1inch Hack

In March 2025, 1inch, a decentralized exchange aggregator, experienced a $5 million exploit that targeted its resolvers—entities responsible for fulfilling trades in its network. The attacker took advantage of a buffer overflow vulnerability in the deprecated Fusion v1 contract, specifically within the _settleOrder function of the Settlement process. By manipulating the interactionLength variable using an unusually long transaction, the attacker was able to modify the order suffix and pose as a legitimate resolver.

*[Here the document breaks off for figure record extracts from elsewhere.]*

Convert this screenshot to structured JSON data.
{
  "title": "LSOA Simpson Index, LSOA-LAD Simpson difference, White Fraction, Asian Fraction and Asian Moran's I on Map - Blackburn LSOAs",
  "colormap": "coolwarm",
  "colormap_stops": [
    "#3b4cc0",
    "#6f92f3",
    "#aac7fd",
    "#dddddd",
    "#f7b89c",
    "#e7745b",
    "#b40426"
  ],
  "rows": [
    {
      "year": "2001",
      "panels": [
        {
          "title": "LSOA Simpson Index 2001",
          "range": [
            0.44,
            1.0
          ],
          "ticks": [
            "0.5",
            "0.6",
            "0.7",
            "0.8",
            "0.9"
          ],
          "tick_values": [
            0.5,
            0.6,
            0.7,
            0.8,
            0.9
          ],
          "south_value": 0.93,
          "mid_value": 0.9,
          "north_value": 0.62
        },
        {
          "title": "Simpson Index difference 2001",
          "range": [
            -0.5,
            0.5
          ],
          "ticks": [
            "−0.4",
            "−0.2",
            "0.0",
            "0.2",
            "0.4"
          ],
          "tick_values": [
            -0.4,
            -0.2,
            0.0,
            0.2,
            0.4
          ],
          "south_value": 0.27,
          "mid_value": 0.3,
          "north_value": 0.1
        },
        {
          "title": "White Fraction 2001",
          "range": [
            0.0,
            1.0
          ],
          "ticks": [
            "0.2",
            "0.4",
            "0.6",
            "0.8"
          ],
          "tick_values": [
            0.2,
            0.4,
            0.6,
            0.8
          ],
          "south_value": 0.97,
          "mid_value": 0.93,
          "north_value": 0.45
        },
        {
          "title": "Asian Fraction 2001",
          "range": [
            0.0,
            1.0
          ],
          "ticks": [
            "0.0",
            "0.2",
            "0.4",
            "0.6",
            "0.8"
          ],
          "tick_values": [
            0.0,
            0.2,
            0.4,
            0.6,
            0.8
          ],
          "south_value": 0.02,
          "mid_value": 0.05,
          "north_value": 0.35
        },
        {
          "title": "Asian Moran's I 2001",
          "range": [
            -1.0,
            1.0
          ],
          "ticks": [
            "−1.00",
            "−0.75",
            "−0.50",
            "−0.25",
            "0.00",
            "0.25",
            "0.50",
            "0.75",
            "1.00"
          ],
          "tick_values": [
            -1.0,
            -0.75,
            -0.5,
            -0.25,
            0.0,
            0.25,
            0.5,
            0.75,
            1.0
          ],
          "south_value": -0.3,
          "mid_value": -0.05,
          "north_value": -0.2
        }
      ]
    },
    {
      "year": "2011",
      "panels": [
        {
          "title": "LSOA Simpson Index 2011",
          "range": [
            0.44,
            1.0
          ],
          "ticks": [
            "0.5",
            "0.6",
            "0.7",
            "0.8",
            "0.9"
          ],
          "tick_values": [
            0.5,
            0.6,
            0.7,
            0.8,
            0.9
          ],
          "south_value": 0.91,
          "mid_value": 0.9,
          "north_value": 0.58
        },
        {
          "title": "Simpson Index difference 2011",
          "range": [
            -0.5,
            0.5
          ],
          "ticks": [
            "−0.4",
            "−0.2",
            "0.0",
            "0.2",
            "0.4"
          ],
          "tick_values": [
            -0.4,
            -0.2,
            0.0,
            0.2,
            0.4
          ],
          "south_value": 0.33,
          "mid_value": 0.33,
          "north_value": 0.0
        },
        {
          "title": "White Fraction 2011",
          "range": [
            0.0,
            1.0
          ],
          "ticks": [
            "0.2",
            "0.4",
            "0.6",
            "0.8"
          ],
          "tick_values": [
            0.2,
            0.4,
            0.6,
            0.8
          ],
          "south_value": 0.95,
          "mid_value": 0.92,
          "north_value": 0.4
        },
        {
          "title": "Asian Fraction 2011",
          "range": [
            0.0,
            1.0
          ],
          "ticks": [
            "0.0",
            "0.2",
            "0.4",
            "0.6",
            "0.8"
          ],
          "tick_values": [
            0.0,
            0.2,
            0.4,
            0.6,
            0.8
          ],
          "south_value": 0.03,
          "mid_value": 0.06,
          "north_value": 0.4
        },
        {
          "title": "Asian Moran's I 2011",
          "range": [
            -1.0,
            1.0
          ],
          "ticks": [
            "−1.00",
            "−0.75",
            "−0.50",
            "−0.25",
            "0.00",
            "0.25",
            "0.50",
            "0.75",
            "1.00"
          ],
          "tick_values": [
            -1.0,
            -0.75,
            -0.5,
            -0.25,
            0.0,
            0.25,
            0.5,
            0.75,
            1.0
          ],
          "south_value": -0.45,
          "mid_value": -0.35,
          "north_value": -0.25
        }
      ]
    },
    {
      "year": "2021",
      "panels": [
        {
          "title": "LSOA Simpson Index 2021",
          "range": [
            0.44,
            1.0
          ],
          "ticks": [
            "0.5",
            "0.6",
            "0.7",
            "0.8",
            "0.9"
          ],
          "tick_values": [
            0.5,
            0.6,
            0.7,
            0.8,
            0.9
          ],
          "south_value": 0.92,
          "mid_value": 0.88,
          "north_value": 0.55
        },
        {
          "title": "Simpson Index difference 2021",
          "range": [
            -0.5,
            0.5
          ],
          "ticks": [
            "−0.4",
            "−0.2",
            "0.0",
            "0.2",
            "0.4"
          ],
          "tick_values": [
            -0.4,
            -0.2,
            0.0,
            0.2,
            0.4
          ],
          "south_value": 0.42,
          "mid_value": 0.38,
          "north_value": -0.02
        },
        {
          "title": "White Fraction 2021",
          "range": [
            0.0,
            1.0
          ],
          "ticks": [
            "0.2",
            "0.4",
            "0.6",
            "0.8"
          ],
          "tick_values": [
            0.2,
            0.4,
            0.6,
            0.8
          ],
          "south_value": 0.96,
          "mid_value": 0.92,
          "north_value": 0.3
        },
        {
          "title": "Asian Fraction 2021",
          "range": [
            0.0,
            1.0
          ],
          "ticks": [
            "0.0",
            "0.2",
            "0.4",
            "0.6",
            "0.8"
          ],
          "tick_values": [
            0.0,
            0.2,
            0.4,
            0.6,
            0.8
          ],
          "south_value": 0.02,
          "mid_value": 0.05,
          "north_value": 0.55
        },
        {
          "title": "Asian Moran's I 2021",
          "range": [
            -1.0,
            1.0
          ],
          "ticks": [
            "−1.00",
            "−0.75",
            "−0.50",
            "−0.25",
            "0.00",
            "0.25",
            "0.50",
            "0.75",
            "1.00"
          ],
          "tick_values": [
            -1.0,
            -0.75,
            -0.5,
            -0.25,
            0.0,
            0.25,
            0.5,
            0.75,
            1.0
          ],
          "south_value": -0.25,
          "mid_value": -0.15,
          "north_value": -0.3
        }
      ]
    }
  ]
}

This allowed them to exchange minimal wei for $5 million worth of tokens.

The root cause of the breach was the continued use of outdated Fusion v1 contracts by resolvers, despite the protocol deprecating this version in 2023 and introducing Fusion v2. The failure to upgrade created a weak point in the system. Following the attack, 1inch and the affected resolver engaged in negotiations with the exploiter, eventually recovering most of the stolen funds, minus a bug bounty paid to the attacker.

This incident exposed the dangers of relying on legacy contracts and underscored the importance of timely contract upgrades, proactive security audits, and continuous monitoring. It also highlighted how rare buffer overflow vulnerabilities are in smart contracts and the need to account for unconventional exploit paths in decentralized finance (DeFi) infrastructure.